To better understand how the show comes to life, choreographer Daryl Cooley ’10 broke the process down into seven steps:
- “First, you need to decide the type of dance you want to create,” Cooley explained. “Once you have that figured out, you can start looking for the perfect music.” The next part is a tedious one. “Then you have to listen to the music about a hundred times and see what images come to mind.”
- Now it’s time to start making the “official” decisions for the piece. “After you’ve listened to the music, take those images and try to turn them into formations, so you can see how many dancers you want to include. Also, it’s good to start thinking about the actual steps and combinations for the piece,” Cooley continued.

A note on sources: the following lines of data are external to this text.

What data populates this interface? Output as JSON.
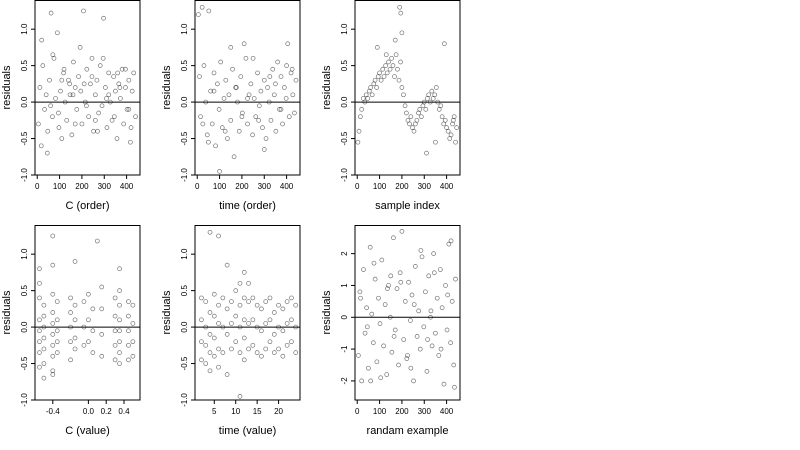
{
  "chart_data": [
    {
      "type": "scatter",
      "xlabel": "C (order)",
      "ylabel": "residuals",
      "xlim": [
        -10,
        460
      ],
      "ylim": [
        -1.0,
        1.4
      ],
      "xticks": [
        0,
        100,
        200,
        300,
        400
      ],
      "xtick_labels": [
        "0",
        "100",
        "200",
        "300",
        "400"
      ],
      "yticks": [
        -1.0,
        -0.5,
        0.0,
        0.5,
        1.0
      ],
      "ytick_labels": [
        "-1.0",
        "-0.5",
        "0.0",
        "0.5",
        "1.0"
      ],
      "hline": 0,
      "x": [
        5,
        12,
        18,
        25,
        33,
        40,
        47,
        55,
        62,
        68,
        75,
        82,
        90,
        97,
        104,
        110,
        118,
        125,
        132,
        140,
        147,
        155,
        162,
        170,
        177,
        185,
        192,
        200,
        207,
        215,
        222,
        230,
        238,
        245,
        252,
        260,
        267,
        275,
        282,
        290,
        297,
        305,
        312,
        320,
        327,
        335,
        342,
        350,
        357,
        365,
        372,
        380,
        387,
        395,
        402,
        410,
        417,
        425,
        432,
        440,
        20,
        45,
        70,
        95,
        120,
        145,
        170,
        195,
        220,
        245,
        270,
        295,
        320,
        345,
        370,
        395,
        420,
        60,
        110,
        160,
        210,
        260,
        310,
        360,
        410
      ],
      "y": [
        -0.3,
        0.2,
        -0.6,
        0.5,
        -0.1,
        0.1,
        -0.4,
        0.3,
        1.22,
        -0.2,
        0.6,
        0.05,
        0.95,
        -0.35,
        0.15,
        -0.5,
        0.4,
        0.0,
        -0.25,
        0.3,
        0.1,
        -0.45,
        0.55,
        0.2,
        -0.1,
        0.35,
        0.75,
        -0.3,
        1.25,
        0.0,
        0.45,
        -0.2,
        0.25,
        0.6,
        -0.4,
        0.1,
        0.3,
        -0.15,
        0.5,
        -0.05,
        1.15,
        0.2,
        -0.35,
        0.4,
        0.0,
        -0.25,
        0.35,
        0.15,
        -0.5,
        0.25,
        0.05,
        0.45,
        -0.3,
        0.2,
        -0.1,
        0.3,
        -0.55,
        0.15,
        0.4,
        -0.2,
        0.85,
        -0.7,
        0.65,
        -0.15,
        0.45,
        0.25,
        -0.3,
        0.15,
        -0.05,
        0.35,
        -0.4,
        0.6,
        0.1,
        -0.2,
        0.2,
        0.45,
        -0.35,
        -0.05,
        0.3,
        0.1,
        0.25,
        -0.25,
        0.05,
        0.4,
        -0.1
      ]
    },
    {
      "type": "scatter",
      "xlabel": "time (order)",
      "ylabel": "residuals",
      "xlim": [
        -10,
        460
      ],
      "ylim": [
        -1.0,
        1.4
      ],
      "xticks": [
        0,
        100,
        200,
        300,
        400
      ],
      "xtick_labels": [
        "0",
        "100",
        "200",
        "300",
        "400"
      ],
      "yticks": [
        -1.0,
        -0.5,
        0.0,
        0.5,
        1.0
      ],
      "ytick_labels": [
        "-1.0",
        "-0.5",
        "0.0",
        "0.5",
        "1.0"
      ],
      "hline": 0,
      "x": [
        5,
        10,
        15,
        22,
        30,
        38,
        45,
        52,
        60,
        67,
        75,
        82,
        90,
        98,
        105,
        112,
        120,
        128,
        135,
        142,
        150,
        158,
        165,
        172,
        180,
        188,
        195,
        202,
        210,
        218,
        225,
        232,
        240,
        248,
        255,
        262,
        270,
        278,
        285,
        292,
        300,
        308,
        315,
        322,
        330,
        338,
        345,
        352,
        360,
        368,
        375,
        382,
        390,
        398,
        405,
        412,
        420,
        428,
        435,
        442,
        50,
        100,
        150,
        200,
        250,
        300,
        350,
        400,
        25,
        75,
        125,
        175,
        225,
        275,
        325,
        375,
        425
      ],
      "y": [
        1.2,
        0.35,
        -0.2,
        1.3,
        0.5,
        0.0,
        -0.45,
        1.25,
        0.15,
        -0.3,
        0.4,
        -0.6,
        0.25,
        -0.1,
        0.55,
        -0.35,
        0.05,
        0.3,
        -0.5,
        0.1,
        -0.25,
        0.45,
        -0.75,
        0.2,
        0.0,
        -0.4,
        0.35,
        -0.15,
        0.8,
        0.6,
        -0.3,
        0.1,
        0.25,
        -0.45,
        0.05,
        -0.2,
        0.4,
        -0.05,
        0.15,
        -0.35,
        0.3,
        -0.5,
        0.2,
        0.0,
        -0.25,
        0.45,
        0.1,
        -0.4,
        0.55,
        -0.1,
        0.35,
        -0.3,
        0.2,
        0.05,
        0.8,
        -0.2,
        0.4,
        0.1,
        -0.15,
        0.3,
        -0.55,
        -0.95,
        0.75,
        -0.2,
        0.6,
        -0.65,
        0.25,
        0.5,
        -0.3,
        0.15,
        -0.4,
        0.2,
        0.05,
        -0.25,
        0.35,
        -0.1,
        0.45
      ]
    },
    {
      "type": "scatter",
      "xlabel": "sample index",
      "ylabel": "residuals",
      "xlim": [
        -10,
        460
      ],
      "ylim": [
        -1.0,
        1.4
      ],
      "xticks": [
        0,
        100,
        200,
        300,
        400
      ],
      "xtick_labels": [
        "0",
        "100",
        "200",
        "300",
        "400"
      ],
      "yticks": [
        -1.0,
        -0.5,
        0.0,
        0.5,
        1.0
      ],
      "ytick_labels": [
        "-1.0",
        "-0.5",
        "0.0",
        "0.5",
        "1.0"
      ],
      "hline": 0,
      "x": [
        3,
        8,
        14,
        20,
        27,
        34,
        40,
        47,
        54,
        60,
        67,
        74,
        80,
        87,
        94,
        100,
        107,
        114,
        120,
        127,
        134,
        140,
        147,
        154,
        160,
        167,
        174,
        180,
        187,
        194,
        200,
        207,
        214,
        220,
        227,
        234,
        240,
        247,
        254,
        260,
        267,
        274,
        280,
        287,
        294,
        300,
        307,
        314,
        320,
        327,
        334,
        340,
        347,
        354,
        360,
        367,
        374,
        380,
        387,
        394,
        400,
        407,
        414,
        420,
        427,
        434,
        440,
        445,
        190,
        195,
        200,
        90,
        130,
        170,
        310,
        350,
        390,
        430
      ],
      "y": [
        -0.55,
        -0.4,
        -0.2,
        -0.1,
        0.05,
        0.0,
        0.1,
        0.05,
        0.15,
        0.2,
        0.1,
        0.25,
        0.3,
        0.2,
        0.35,
        0.4,
        0.3,
        0.45,
        0.35,
        0.5,
        0.4,
        0.55,
        0.45,
        0.6,
        0.5,
        0.35,
        0.65,
        0.45,
        0.3,
        0.55,
        0.2,
        0.1,
        -0.05,
        -0.15,
        -0.25,
        -0.3,
        -0.2,
        -0.35,
        -0.4,
        -0.3,
        -0.25,
        -0.15,
        -0.1,
        -0.2,
        -0.05,
        0.0,
        -0.1,
        0.05,
        0.1,
        0.0,
        0.15,
        0.05,
        0.1,
        0.2,
        0.0,
        -0.1,
        -0.05,
        -0.2,
        -0.3,
        -0.25,
        -0.35,
        -0.4,
        -0.5,
        -0.45,
        -0.3,
        -0.2,
        -0.55,
        -0.35,
        1.3,
        1.22,
        0.95,
        0.75,
        0.65,
        0.85,
        -0.7,
        -0.55,
        0.8,
        -0.25
      ]
    },
    {
      "type": "scatter",
      "xlabel": "C (value)",
      "ylabel": "residuals",
      "xlim": [
        -0.6,
        0.58
      ],
      "ylim": [
        -1.0,
        1.4
      ],
      "xticks": [
        -0.4,
        0.0,
        0.2,
        0.4
      ],
      "xtick_labels": [
        "-0.4",
        "0.0",
        "0.2",
        "0.4"
      ],
      "yticks": [
        -1.0,
        -0.5,
        0.0,
        0.5,
        1.0
      ],
      "ytick_labels": [
        "-1.0",
        "-0.5",
        "0.0",
        "0.5",
        "1.0"
      ],
      "hline": 0,
      "x": [
        -0.55,
        -0.55,
        -0.55,
        -0.55,
        -0.55,
        -0.55,
        -0.55,
        -0.55,
        -0.5,
        -0.5,
        -0.5,
        -0.5,
        -0.5,
        -0.5,
        -0.5,
        -0.4,
        -0.4,
        -0.4,
        -0.4,
        -0.4,
        -0.4,
        -0.4,
        -0.4,
        -0.4,
        -0.35,
        -0.35,
        -0.35,
        -0.35,
        -0.35,
        -0.2,
        -0.2,
        -0.2,
        -0.2,
        -0.2,
        -0.15,
        -0.15,
        -0.15,
        -0.15,
        -0.05,
        -0.05,
        -0.05,
        0.0,
        0.0,
        0.0,
        0.05,
        0.05,
        0.05,
        0.15,
        0.15,
        0.15,
        0.15,
        0.3,
        0.3,
        0.3,
        0.3,
        0.3,
        0.35,
        0.35,
        0.35,
        0.35,
        0.35,
        0.35,
        0.35,
        0.45,
        0.45,
        0.45,
        0.45,
        0.45,
        0.5,
        0.5,
        0.5,
        0.5,
        -0.4,
        -0.15,
        0.1,
        0.35
      ],
      "y": [
        0.8,
        0.4,
        0.1,
        -0.05,
        -0.2,
        -0.35,
        -0.55,
        0.6,
        0.3,
        0.0,
        -0.15,
        -0.3,
        -0.5,
        -0.7,
        0.15,
        1.25,
        0.85,
        0.45,
        0.2,
        0.05,
        -0.1,
        -0.25,
        -0.4,
        -0.6,
        0.35,
        0.1,
        -0.05,
        -0.2,
        -0.35,
        0.4,
        0.2,
        0.0,
        -0.2,
        -0.45,
        0.3,
        0.1,
        -0.15,
        -0.3,
        0.35,
        0.0,
        -0.25,
        0.45,
        0.1,
        -0.2,
        0.25,
        -0.05,
        -0.35,
        0.55,
        0.25,
        -0.1,
        -0.4,
        0.4,
        0.15,
        -0.05,
        -0.25,
        -0.45,
        0.5,
        0.3,
        0.1,
        -0.05,
        -0.2,
        -0.35,
        -0.5,
        0.35,
        0.15,
        -0.05,
        -0.25,
        -0.45,
        0.3,
        0.05,
        -0.2,
        -0.4,
        -0.65,
        0.9,
        1.18,
        0.8
      ]
    },
    {
      "type": "scatter",
      "xlabel": "time (value)",
      "ylabel": "residuals",
      "xlim": [
        0.5,
        25
      ],
      "ylim": [
        -1.0,
        1.4
      ],
      "xticks": [
        5,
        10,
        15,
        20
      ],
      "xtick_labels": [
        "5",
        "10",
        "15",
        "20"
      ],
      "yticks": [
        -1.0,
        -0.5,
        0.0,
        0.5,
        1.0
      ],
      "ytick_labels": [
        "-1.0",
        "-0.5",
        "0.0",
        "0.5",
        "1.0"
      ],
      "hline": 0,
      "x": [
        2,
        2,
        2,
        2,
        3,
        3,
        3,
        3,
        4,
        4,
        4,
        4,
        5,
        5,
        5,
        5,
        6,
        6,
        6,
        6,
        7,
        7,
        7,
        8,
        8,
        8,
        9,
        9,
        9,
        10,
        10,
        10,
        11,
        11,
        11,
        11,
        12,
        12,
        12,
        12,
        12,
        13,
        13,
        13,
        14,
        14,
        14,
        15,
        15,
        15,
        16,
        16,
        16,
        17,
        17,
        17,
        18,
        18,
        18,
        19,
        19,
        19,
        20,
        20,
        20,
        21,
        21,
        21,
        22,
        22,
        22,
        23,
        23,
        23,
        24,
        24,
        24,
        4,
        6,
        8,
        11,
        13
      ],
      "y": [
        0.4,
        0.1,
        -0.2,
        -0.45,
        0.35,
        0.0,
        -0.25,
        -0.5,
        0.2,
        -0.1,
        -0.35,
        -0.6,
        0.45,
        0.15,
        -0.15,
        -0.4,
        0.3,
        0.05,
        -0.3,
        -0.55,
        0.4,
        0.0,
        -0.35,
        0.25,
        -0.1,
        -0.65,
        0.35,
        0.05,
        -0.3,
        0.5,
        0.15,
        -0.2,
        0.6,
        0.3,
        0.0,
        -0.35,
        0.75,
        0.4,
        0.1,
        -0.15,
        -0.45,
        0.35,
        0.05,
        -0.3,
        0.4,
        0.1,
        -0.25,
        0.3,
        0.0,
        -0.35,
        0.25,
        -0.05,
        -0.4,
        0.35,
        0.05,
        -0.3,
        0.4,
        0.1,
        -0.2,
        0.2,
        -0.1,
        -0.35,
        0.3,
        0.0,
        -0.3,
        0.25,
        -0.05,
        -0.4,
        0.35,
        0.05,
        -0.25,
        0.4,
        0.1,
        -0.2,
        0.3,
        0.0,
        -0.35,
        1.3,
        1.25,
        0.85,
        -0.95,
        0.6
      ]
    },
    {
      "type": "scatter",
      "xlabel": "randam example",
      "ylabel": "residuals",
      "xlim": [
        -10,
        460
      ],
      "ylim": [
        -2.6,
        2.9
      ],
      "xticks": [
        0,
        100,
        200,
        300,
        400
      ],
      "xtick_labels": [
        "0",
        "100",
        "200",
        "300",
        "400"
      ],
      "yticks": [
        -2,
        -1,
        0,
        1,
        2
      ],
      "ytick_labels": [
        "-2",
        "-1",
        "0",
        "1",
        "2"
      ],
      "hline": 0,
      "x": [
        5,
        12,
        20,
        28,
        35,
        42,
        50,
        58,
        65,
        72,
        80,
        88,
        95,
        102,
        110,
        118,
        125,
        132,
        140,
        148,
        155,
        162,
        170,
        178,
        185,
        192,
        200,
        208,
        215,
        222,
        230,
        238,
        245,
        252,
        260,
        268,
        275,
        282,
        290,
        298,
        305,
        312,
        320,
        328,
        335,
        342,
        350,
        358,
        365,
        372,
        380,
        388,
        395,
        402,
        410,
        418,
        425,
        432,
        440,
        15,
        45,
        75,
        105,
        135,
        165,
        195,
        225,
        255,
        285,
        315,
        345,
        375,
        405,
        435,
        60,
        150,
        240,
        330,
        420
      ],
      "y": [
        -1.2,
        0.8,
        -2.0,
        1.5,
        -0.5,
        0.3,
        -1.6,
        2.2,
        0.1,
        -0.8,
        1.2,
        -1.4,
        0.6,
        -0.2,
        1.8,
        -0.9,
        0.4,
        -1.8,
        1.0,
        0.0,
        -1.1,
        2.5,
        -0.4,
        0.9,
        -1.5,
        1.4,
        2.7,
        -0.7,
        0.5,
        -1.3,
        1.1,
        -0.1,
        0.7,
        -2.0,
        1.6,
        -0.6,
        0.2,
        -1.0,
        1.9,
        -0.3,
        0.8,
        -1.7,
        1.3,
        0.0,
        -0.9,
        2.0,
        -0.5,
        0.6,
        -1.2,
        1.5,
        0.3,
        -2.1,
        1.0,
        -0.4,
        2.3,
        -0.8,
        0.5,
        -1.5,
        1.2,
        0.6,
        -0.3,
        1.7,
        -1.9,
        0.9,
        -0.6,
        1.1,
        -1.2,
        0.4,
        2.1,
        -0.7,
        1.4,
        -1.0,
        0.7,
        -2.2,
        -2.0,
        1.3,
        -1.6,
        0.2,
        2.4
      ]
    }
  ]
}
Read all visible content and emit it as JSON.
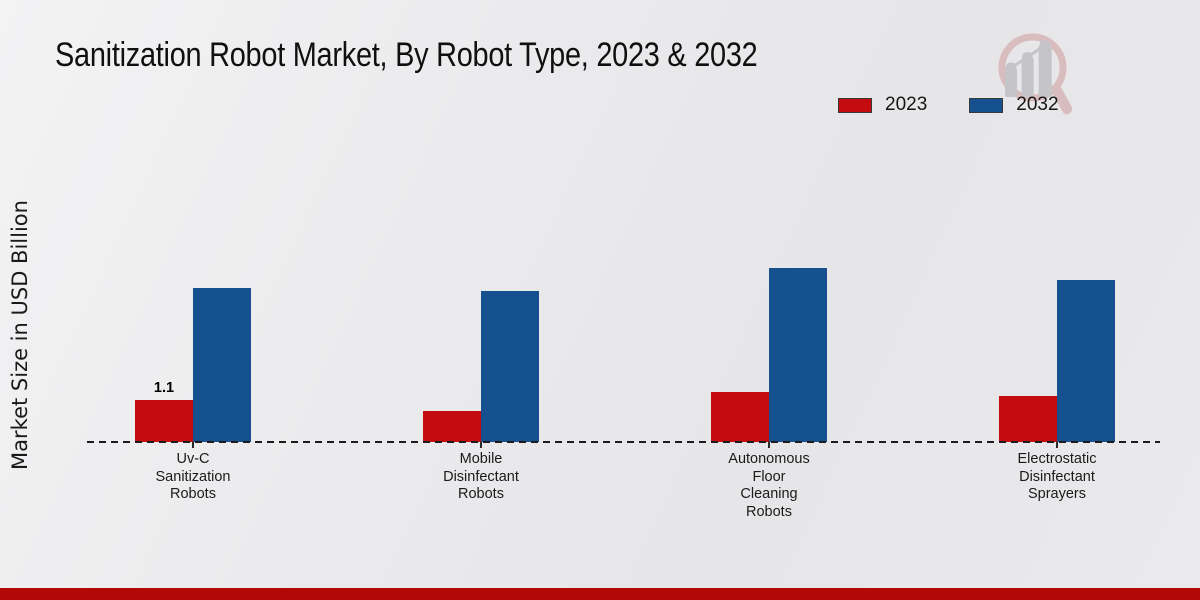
{
  "header": {
    "title": "Sanitization Robot Market, By Robot Type, 2023 & 2032"
  },
  "legend": {
    "items": [
      {
        "label": "2023",
        "color": "#c40b0e"
      },
      {
        "label": "2032",
        "color": "#16518f"
      }
    ]
  },
  "ylabel": "Market Size in USD Billion",
  "footer": {
    "bar_color": "#b20808"
  },
  "logo": {
    "name": "magnifier-bar-chart-logo",
    "ring_color": "#d9bcbe",
    "bars_color": "#c5c4c9"
  },
  "chart_data": {
    "type": "bar",
    "title": "Sanitization Robot Market, By Robot Type, 2023 & 2032",
    "xlabel": "",
    "ylabel": "Market Size in USD Billion",
    "categories": [
      "Uv-C\nSanitization\nRobots",
      "Mobile\nDisinfectant\nRobots",
      "Autonomous\nFloor\nCleaning\nRobots",
      "Electrostatic\nDisinfectant\nSprayers"
    ],
    "series": [
      {
        "name": "2023",
        "color": "#c40b0e",
        "values": [
          1.1,
          0.8,
          1.3,
          1.2
        ]
      },
      {
        "name": "2032",
        "color": "#16518f",
        "values": [
          4.0,
          3.9,
          4.5,
          4.2
        ]
      }
    ],
    "value_labels": [
      {
        "series": "2023",
        "category_index": 0,
        "text": "1.1"
      }
    ],
    "ylim": [
      0,
      5
    ],
    "grid": false,
    "baseline_style": "dashed",
    "legend_position": "top-right"
  }
}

- Then you have to cast dancers to be in your piece, or you can hold auditions. “This is a difficult choice because there are pluses and minuses to both options. If you ask the dancers directly, you know exactly who you are working with, and you can choreograph the piece around their abilities and talents. However, if you hold auditions, the dancers you want may not show up. Nevertheless, you know that those dancers who showed up are committed to your piece.”
- The next step is to choreograph the piece. “If I have a lot of dancers in the piece, I often use small objects, like pennies, to see how different formations would work with the music and the movement,” Cooley said.
- After choreographing some of the piece, you have to hold rehearsals and teach the steps to the dancers. Once the dancers know the choreography, you should run through the dance with the dancers, clean up the timing, and clarify the movement.
- This sixth step takes creativity, and a slight knowledge of lighting techniques. “Choosing the costumes and planning the lighting schemes are actually the hardest parts for me!” Cooley laughed.
- The last step falls to the responsibility of the audience. On Friday, Saturday, or on both days, sit back, relax, and enjoy the winter dance showcase!